Chelation is used to bind the lead to soluble complexes that are excreted in the urine. Most chelators are nephrotoxic, so renal parameters should be checked prior to use and monitored during use. Chelation of animals without signs, such as the litter mate of this puppy, is not recommended as the chelation may increase the blood lead concentration and result in clinical signs.
When the source is removed, these animals will slowly eliminate the lead.Calcium edetate was used as the chelator in this case, after dilution to a 10 mg/ml solution in 5% glucose. Sodium EDTA should not be used as it may cause hypocalcaemia. As the blood lead concentrations may increase during chelation, initial monitoring should be done by clinical signs instead of blood lead concentration. The most serious potential side effect of calcium edetate is a reversible nephrotoxicity. GI side effects may also been seen and reportedly these may be reduced by oral zinc supplementation, although no exact dose is available.
British anti-lewisite or dimercaprol is sometimes used as an adjunct therapy with calcium edetate to increase urinary and biliary excretion of lead. It is nephrotoxic and causes pain on injection and potentially may also cause vomiting and hypertension. Penicillamine may be used orally as a chelator but it will also bind zinc, iron and copper and its chelation products may be nephrotoxic.
Succimer is an analogue to dimercaprol which may be given orally. It is less likely to cause nephrotoxicity than the other chelators and does not bind with the nutritionally essential minerals. It probably does not increase the absorption of lead from the intestine and has a lower incidence of GI side effects. However, the drug is not widely available in the United Kingdom.

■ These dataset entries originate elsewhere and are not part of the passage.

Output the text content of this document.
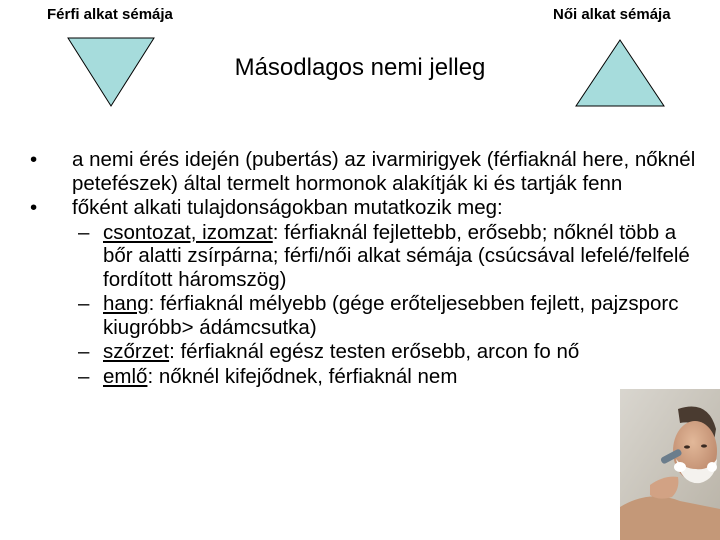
Férfi alkat sémája	Női alkat sémája
Másodlagos nemi jelleg
• a nemi érés idején (pubertás) az ivarmirigyek (férfiaknál here, nőknél petefészek) által termelt hormonok alakítják ki és tartják fenn
• főként alkati tulajdonságokban mutatkozik meg:
– csontozat, izomzat: férfiaknál fejlettebb, erősebb; nőknél több a bőr alatti zsírpárna; férfi/női alkat sémája (csúcsával lefelé/felfelé fordított háromszög)
– hang: férfiaknál mélyebb (gége erőteljesebben fejlett, pajzsporc kiugróbb> ádámcsutka)
– szőrzet: férfiaknál egész testen erősebb, arcon fo nő
– emlő: nőknél kifejődnek, férfiaknál nem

Following chelation, blood lead concentrations may rebound within 2 to 3 weeks due to redistribution of lead from bone and tissue. If this is not associated with clinical signs, further chelation therapy is not required. The animal’s environment should be checked to ensure that there has not been further exposure.
Epidemiology
Younger animals are at greater risk for lead toxicity due to increased blood-brain barrier permeability and up to five times greater absorption rates following ingestion.

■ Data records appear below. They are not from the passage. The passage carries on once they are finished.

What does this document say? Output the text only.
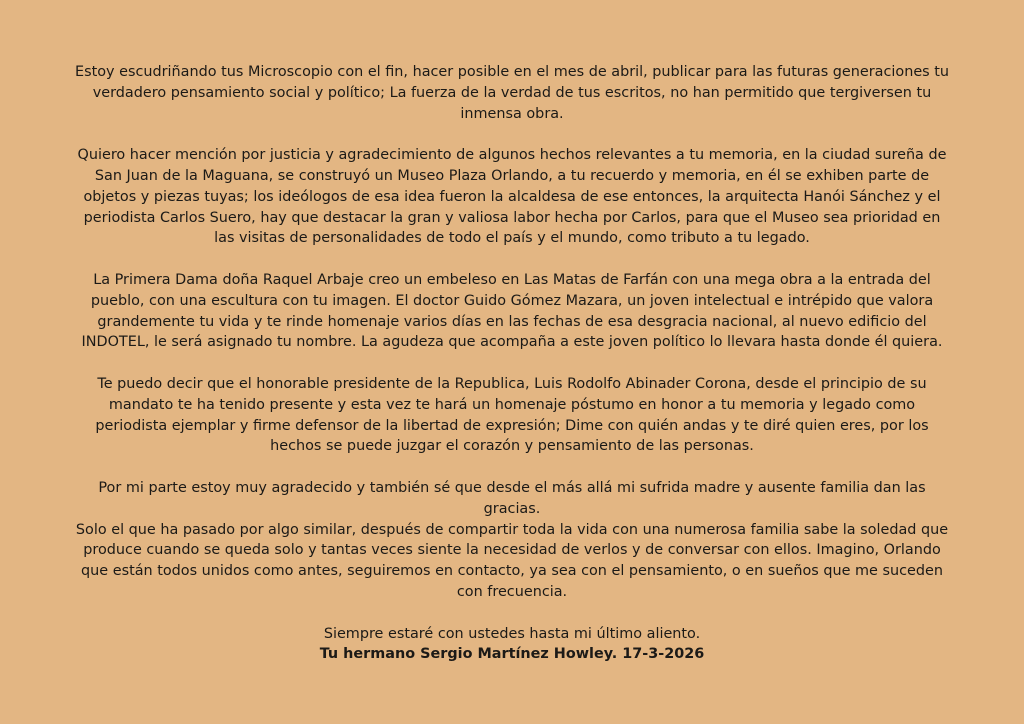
Estoy escudriñando tus Microscopio con el fin, hacer posible en el mes de abril, publicar para las futuras generaciones tu verdadero pensamiento social y político; La fuerza de la verdad de tus escritos, no han permitido que tergiversen tu inmensa obra.

Quiero hacer mención por justicia y agradecimiento de algunos hechos relevantes a tu memoria, en la ciudad sureña de San Juan de la Maguana, se construyó un Museo Plaza Orlando, a tu recuerdo y memoria, en él se exhiben parte de objetos y piezas tuyas; los ideólogos de esa idea fueron la alcaldesa de ese entonces, la arquitecta Hanói Sánchez y el periodista Carlos Suero, hay que destacar la gran y valiosa labor hecha por Carlos, para que el Museo sea prioridad en las visitas de personalidades de todo el país y el mundo, como tributo a tu legado.

La Primera Dama doña Raquel Arbaje creo un embeleso en Las Matas de Farfán con una mega obra a la entrada del pueblo, con una escultura con tu imagen. El doctor Guido Gómez Mazara, un joven intelectual e intrépido que valora grandemente tu vida y te rinde homenaje varios días en las fechas de esa desgracia nacional, al nuevo edificio del INDOTEL, le será asignado tu nombre. La agudeza que acompaña a este joven político lo llevara hasta donde él quiera.

Te puedo decir que el honorable presidente de la Republica, Luis Rodolfo Abinader Corona, desde el principio de su mandato te ha tenido presente y esta vez te hará un homenaje póstumo en honor a tu memoria y legado como periodista ejemplar y firme defensor de la libertad de expresión; Dime con quién andas y te diré quien eres, por los hechos se puede juzgar el corazón y pensamiento de las personas.

Por mi parte estoy muy agradecido y también sé que desde el más allá mi sufrida madre y ausente familia dan las gracias.

Solo el que ha pasado por algo similar, después de compartir toda la vida con una numerosa familia sabe la soledad que produce cuando se queda solo y tantas veces siente la necesidad de verlos y de conversar con ellos. Imagino, Orlando que están todos unidos como antes, seguiremos en contacto, ya sea con el pensamiento, o en sueños que me suceden con frecuencia.

Siempre estaré con ustedes hasta mi último aliento.

Tu hermano Sergio Martínez Howley. 17-3-2026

Usually the affected animals are less than 5 years of age and about a third of them are less then 1 year old.
The more commonly affected gender is male and, for reasons that are unclear, poodles are one of the most commonly affected breeds.Although lead is less commonly used than in previous decades as sources of lead are being replaced, there is still exposure to it. One of the most common sources is oil- and lead-based paints which were used before 1959 and may cause exposure during remodelling of buildings. Other sources include putty, caulking material, roofing materials, batteries, lubrication grease, fishing sinkers, lead shot, linoleum, improperly fired ceramic bowls, artists’ paints, curtain weights, golf balls, wine cork covers, lead arsenate pesticides and soft water in lead pipes. One dog developed signs after licking water dripping from a tap which contained lead. Lead intoxication from water pipe sources may increase in the warmer months and with any cause of increased acidity. Lead contamination of soil can also be a source of exposure.

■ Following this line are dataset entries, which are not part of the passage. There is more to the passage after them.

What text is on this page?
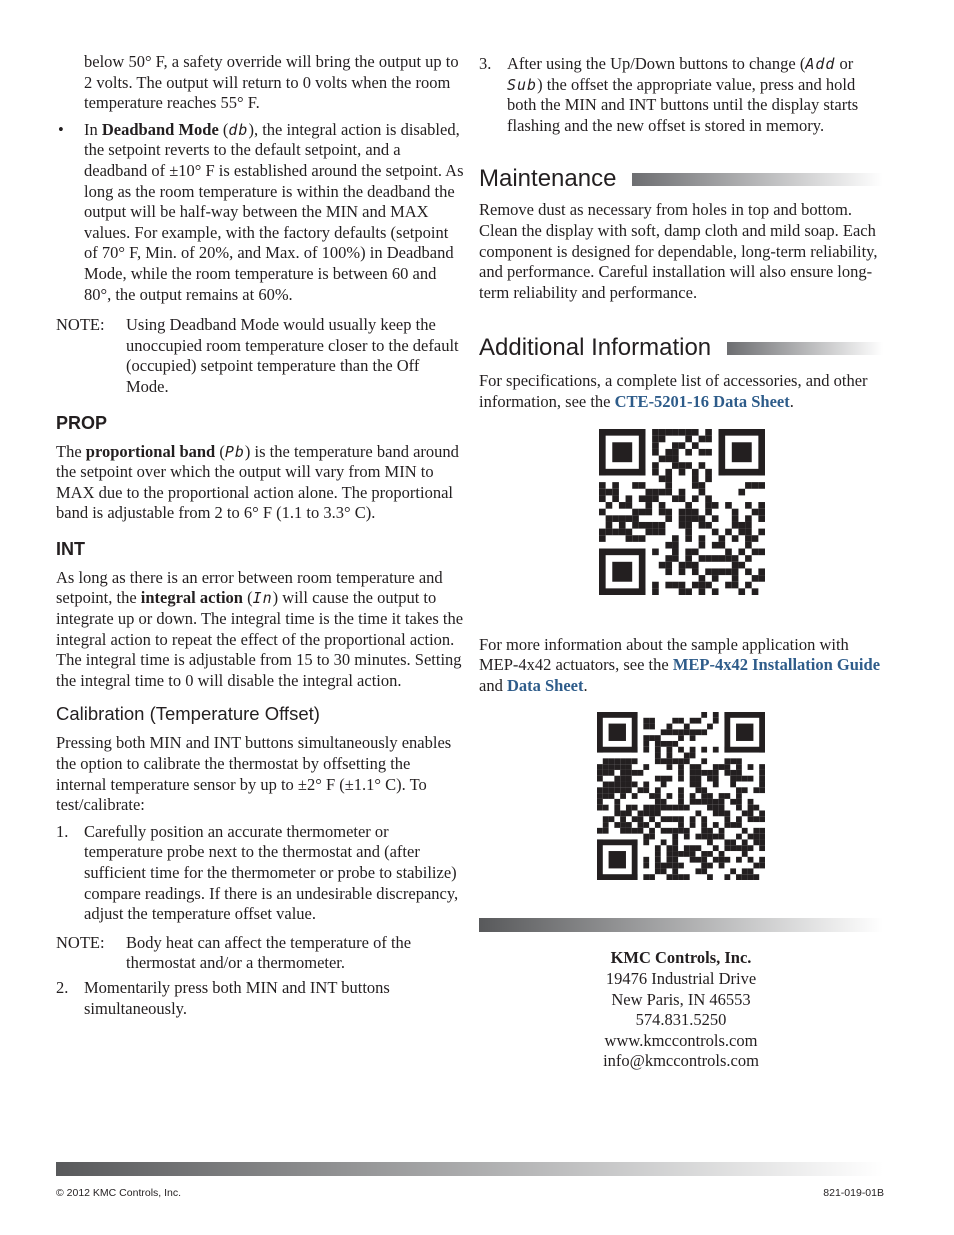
below 50° F, a safety override will bring the output up to 2 volts. The output will return to 0 volts when the room temperature reaches 55° F.

• In Deadband Mode (db), the integral action is disabled, the setpoint reverts to the default setpoint, and a deadband of ±10° F is established around the setpoint. As long as the room temperature is within the deadband the output will be half-way between the MIN and MAX values. For example, with the factory defaults (setpoint of 70° F, Min. of 20%, and Max. of 100%) in Deadband Mode, while the room temperature is between 60 and 80°, the output remains at 60%.
NOTE: Using Deadband Mode would usually keep the unoccupied room temperature closer to the default (occupied) setpoint temperature than the Off Mode.
PROP

The proportional band (Pb) is the temperature band around the setpoint over which the output will vary from MIN to MAX due to the proportional action alone. The proportional band is adjustable from 2 to 6° F (1.1 to 3.3° C).

INT

As long as there is an error between room temperature and setpoint, the integral action (In) will cause the output to integrate up or down. The integral time is the time it takes the integral action to repeat the effect of the proportional action. The integral time is adjustable from 15 to 30 minutes. Setting the integral time to 0 will disable the integral action.

Calibration (Temperature Offset)

Pressing both MIN and INT buttons simultaneously enables the option to calibrate the thermostat by offsetting the internal temperature sensor by up to ±2° F (±1.1° C). To test/calibrate:

1. Carefully position an accurate thermometer or temperature probe next to the thermostat and (after sufficient time for the thermometer or probe to stabilize) compare readings. If there is an undesirable discrepancy, adjust the temperature offset value.
NOTE: Body heat can affect the temperature of the thermostat and/or a thermometer.
2. Momentarily press both MIN and INT buttons simultaneously.
3. After using the Up/Down buttons to change (Add or Sub) the offset the appropriate value, press and hold both the MIN and INT buttons until the display starts flashing and the new offset is stored in memory.
Maintenance

Remove dust as necessary from holes in top and bottom. Clean the display with soft, damp cloth and mild soap. Each component is designed for dependable, long-term reliability, and performance. Careful installation will also ensure long-term reliability and performance.

Additional Information

For specifications, a complete list of accessories, and other information, see the CTE-5201-16 Data Sheet.

For more information about the sample application with MEP-4x42 actuators, see the MEP-4x42 Installation Guide and Data Sheet.

KMC Controls, Inc.
19476 Industrial Drive
New Paris, IN 46553
574.831.5250
www.kmccontrols.com
info@kmccontrols.com
© 2012 KMC Controls, Inc.	821-019-01B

When lead poisoning is diagnosed in a patient where there is not an obvious source (e.g. lead foreign body in the GI tract), the owner should still be informed about the public health risks for human exposure. Children, like puppies and kittens, are at increased risk for lead poisoning. Local agencies should be contacted to check the water supply and investigate the source of contamination.
Prognosis
In animals showing mild to moderate signs that are treated appropriately, the prognosis is good as long as the source of lead is removed. In animals with severe nervous system signs the prognosis may be more guarded.